I can see the “?” form over your head. I’ll explain in a bare moment, but first the “Why?” Using the new DNA, biochemists will be able to create proteins that mimic disease conditions, or components of diseases – and turn them on or off as part of experimental testing. Doing this should give scientists much greater insight into the role of proteins in diseases and how to control them. In short, it creates a kind of ‘sandbox’ (controlled) environment to test hypotheses about diseases and how they work. Now, for a bit of explanation…
The place to start is with the concept of phosphorylation. This is what happens to proteins when a phosphate group (PO4) is added, it activates (or deactivates) the protein (often an enzyme) like a chemical on-off switch. Phosphorylation is one of the most fundamental of biochemical processes, used within cells for an untold number of chemical pathways, and the subject of an enormous amount of research. Interestingly, although phosphorylation is crucial to the timing and control of many biological processes, it is not something directly controlled by DNA. It falls into the area known as epigenetics, genetic (reproducible and sometimes inheritable) characteristics that occur largely outside of the usual DNA/RNA mechanics.
What the Yale researchers did is take the phosphorylation capability and code it into the genome, into the DNA of E. coli, a remarkable technical feat. They added the ability to synthesize phosphoserine, a key compound in the phosphorylation of enzymes (among other things), and added it to the natural bag of genetic tricks – using synthetic biology to produce a new form of natural biology (so to speak).

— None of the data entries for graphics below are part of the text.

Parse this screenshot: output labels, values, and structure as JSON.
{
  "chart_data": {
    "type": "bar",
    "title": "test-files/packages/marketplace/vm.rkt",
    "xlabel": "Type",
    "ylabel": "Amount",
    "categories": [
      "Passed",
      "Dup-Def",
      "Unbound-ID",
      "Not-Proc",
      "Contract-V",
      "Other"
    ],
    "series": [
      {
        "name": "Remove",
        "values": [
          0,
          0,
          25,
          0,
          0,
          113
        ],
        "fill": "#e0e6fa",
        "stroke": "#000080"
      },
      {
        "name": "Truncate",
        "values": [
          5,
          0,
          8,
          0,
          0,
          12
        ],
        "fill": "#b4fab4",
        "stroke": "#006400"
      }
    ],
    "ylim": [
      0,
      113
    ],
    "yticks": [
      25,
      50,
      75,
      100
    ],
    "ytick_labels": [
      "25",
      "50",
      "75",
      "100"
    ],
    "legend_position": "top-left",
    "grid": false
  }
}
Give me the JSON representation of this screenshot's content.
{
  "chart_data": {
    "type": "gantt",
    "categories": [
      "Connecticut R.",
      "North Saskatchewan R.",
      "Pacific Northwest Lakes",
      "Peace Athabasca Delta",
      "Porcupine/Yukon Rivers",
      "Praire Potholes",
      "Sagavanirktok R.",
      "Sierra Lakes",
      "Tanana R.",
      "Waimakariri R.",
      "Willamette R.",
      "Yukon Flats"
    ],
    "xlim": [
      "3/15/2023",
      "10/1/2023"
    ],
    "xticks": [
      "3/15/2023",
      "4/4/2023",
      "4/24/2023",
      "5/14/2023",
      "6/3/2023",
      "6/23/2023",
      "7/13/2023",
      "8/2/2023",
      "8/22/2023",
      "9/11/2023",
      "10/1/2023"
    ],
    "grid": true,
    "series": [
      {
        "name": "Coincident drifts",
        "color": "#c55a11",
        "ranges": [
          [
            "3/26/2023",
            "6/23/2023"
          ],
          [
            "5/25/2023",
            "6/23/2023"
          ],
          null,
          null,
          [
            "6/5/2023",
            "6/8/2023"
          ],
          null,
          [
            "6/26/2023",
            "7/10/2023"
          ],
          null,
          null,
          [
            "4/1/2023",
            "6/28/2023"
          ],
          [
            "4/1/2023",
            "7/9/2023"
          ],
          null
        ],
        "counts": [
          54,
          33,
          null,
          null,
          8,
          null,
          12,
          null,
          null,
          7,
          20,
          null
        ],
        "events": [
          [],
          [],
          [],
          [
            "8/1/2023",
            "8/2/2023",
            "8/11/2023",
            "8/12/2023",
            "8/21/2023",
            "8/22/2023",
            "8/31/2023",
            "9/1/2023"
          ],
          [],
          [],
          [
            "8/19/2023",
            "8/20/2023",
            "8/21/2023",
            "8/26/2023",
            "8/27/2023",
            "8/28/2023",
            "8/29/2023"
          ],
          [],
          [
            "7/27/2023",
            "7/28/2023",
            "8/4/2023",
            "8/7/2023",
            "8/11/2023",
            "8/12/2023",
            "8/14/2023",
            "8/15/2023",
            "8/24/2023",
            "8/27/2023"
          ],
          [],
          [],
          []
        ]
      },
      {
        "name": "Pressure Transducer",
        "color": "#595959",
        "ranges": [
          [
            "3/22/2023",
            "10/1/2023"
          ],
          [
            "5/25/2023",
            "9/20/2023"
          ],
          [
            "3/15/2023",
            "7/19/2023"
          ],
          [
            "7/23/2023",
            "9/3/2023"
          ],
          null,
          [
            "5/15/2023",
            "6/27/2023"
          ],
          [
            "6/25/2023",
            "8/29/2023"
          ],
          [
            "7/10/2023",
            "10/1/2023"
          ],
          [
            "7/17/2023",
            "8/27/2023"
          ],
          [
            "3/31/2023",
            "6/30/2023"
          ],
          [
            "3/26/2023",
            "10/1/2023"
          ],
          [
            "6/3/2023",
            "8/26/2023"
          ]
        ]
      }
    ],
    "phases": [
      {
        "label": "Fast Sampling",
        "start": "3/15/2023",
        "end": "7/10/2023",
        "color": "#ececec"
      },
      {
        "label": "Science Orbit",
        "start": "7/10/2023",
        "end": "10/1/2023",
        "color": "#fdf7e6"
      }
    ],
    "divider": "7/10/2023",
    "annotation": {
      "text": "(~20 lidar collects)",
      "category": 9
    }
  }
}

The outcome of adding new DNA to E. coli is that the bacteria can produce ‘natural’ proteins, proteins that scientists choose to create, that have the phosphorylation capability built into them.
“Essentially, we have expanded the genetic code of E. coli, which allows us synthesize special forms of proteins that can mimic natural or disease states,” said Jesse Rinehart co-corresponding author of the research. “What we have done is taken synthetic biology and turned it around to give us real biology that has been synthesized.”
This does sound like a new sandbox to play in, but there are probably rules and limitations built into this sandbox that are yet to be discovered. I’m using the sandbox analogy to emphasize that while the ability to synthesize phosphorylate proteins via DNA is a powerful concept, it may yet prove to have problems in practice. It’s certainly possible that synthesizing disease proteins with phosphorylation built-in is a key to understanding the interaction of living proteins and disease conditions. However, there is more – much more – to the complexity of biological processes that is not well understood, especially in the area of epigenetics. A few years down the road, and the techniques used in this research may be deemed ‘flawed’ or ‘too difficult’ or any number of other conditions that will sideline the technique. Or this could be the beginning of a highly successful approach that opens the research doors to the understanding of many forms of disease. Hopefully so.
The next steps for the Yale team is to actually manufacture proteins for diseases such as cancer(s), type 2 diabetes and hypertension (for example) and put them into experimental environments where they can be observed in vivo or in vitro.